I plotted these curves and heat maps via programming in Python, with help from ChatGPT. As someone interested in form and space I find the visualisation of the resulting interference patterns intriguing. But how do the formulae work to instil sequential information into NLP training data, sufficient for a neural network to capture and reproduce sequential patterns?
Why use curves?
The simple answer is that the method seems to work empirically, after much testing by NLP experts. My own modest foray into positional encoding, as illustrated in the previous posts, confirms this practical point. If I take out the positional encoding from the calculations then the resultant sequential predictions seem random.
According to NLP researchers (e.g. in the seminal “Attention Is All You Need” paper) the logic of the procedure lies in the fact that the sinusoidal function’s periodic nature provides information for the training model to identify the relative position of elements, even for positions not encountered during training. The model can interpolate or extrapolate positional information.
These positional encodings enable the training model to latch on to patterns in the relative positions of tokens. By having more pronounced variations in the encodings for recent tokens and the lower dimensions of the encodings, the model can prioritize or give more attention to these recent tokens. That seems to be crucial for sequential tasks.
It helps sequential training that the positional vectors are unique for each position in a context window, with vector values in the range -1 to +1.
It’s worth noting that positional encodings on their own are insufficient. Semantic encodings are needed as an efficient and “dense” means of mapping tokens to neural network inputs. Tokens with similar contexts end up having similar vector representations. The vector inputs already provide important information about word proximities in the overall corpus, and this information is enhanced by the arithmetical addition of semantic and positional vector encodings.
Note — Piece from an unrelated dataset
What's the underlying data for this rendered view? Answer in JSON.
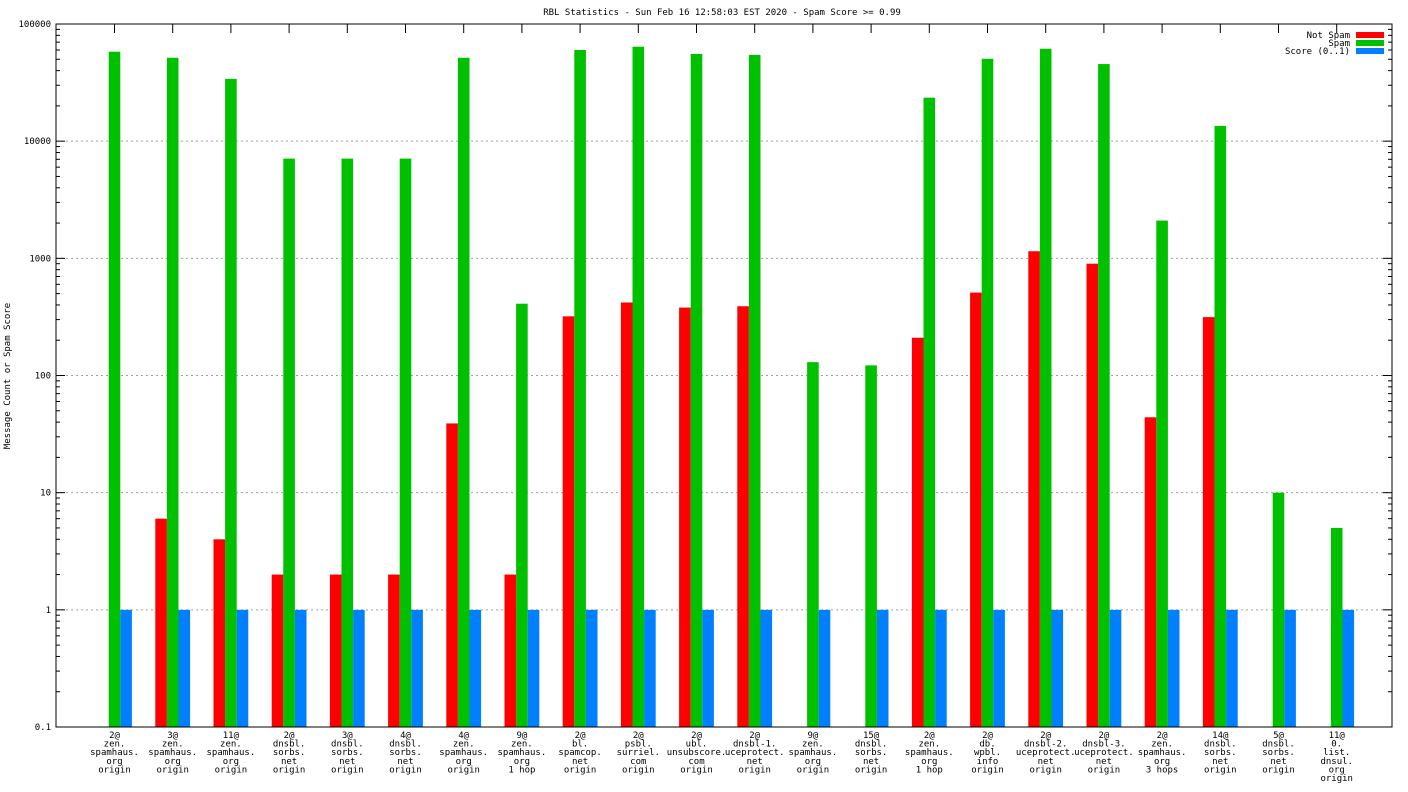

Having now attempted to explain positional encoding in terms of periodicity, we can dispose of any idea that to train a neural network on sequencing we simply provide an index number for each position in a context window and somehow add that in to the semantic encodings. Sequences, language, and human affairs are best grasped by appropriating their cyclical nature. Lefebvre provides an account of the antagonism between the linear and the cyclical in an extension of the quote I gave above.
Great cyclical rhythms last for a period and restart: dawn, always new, often superb, inaugurates the return of the everyday. The antagonistic unity of relations between the cyclical and the linear sometimes gives rise to compromises, sometimes to disturbances. The circular course of the hands on (traditional) clock-faces and watches is accompanied by a linear tick-tock. And it is their relation that enables or rather constitutes the measure of time (which is to say, of rhythms) .
- Coyne, R. (2010). The Tuning of Place: Sociable Spaces and Pervasive Digital Media. Cambridge, MA: MIT Press.
- Lefebvre, H. (2004). Rhythmanalysis: Space, Time and Everyday Life. London: Continuum.
- Saeed, M. (2023). “A Gentle Introduction to Positional Encoding in Transformer Models, Part 1.” Machine Learning Mastery 6 January. Retrieved 30 October 2023, from https://machinelearningmastery.com/a-gentle-introduction-to-positional-encoding-in-transformer-models-part-1/.
- Vaswani, A., N. Shazeer, et al. (2017). Attention Is All You Need. 31st Conference on Neural Information Processing Systems. Long Beach, CA, USA: pp. 1-15.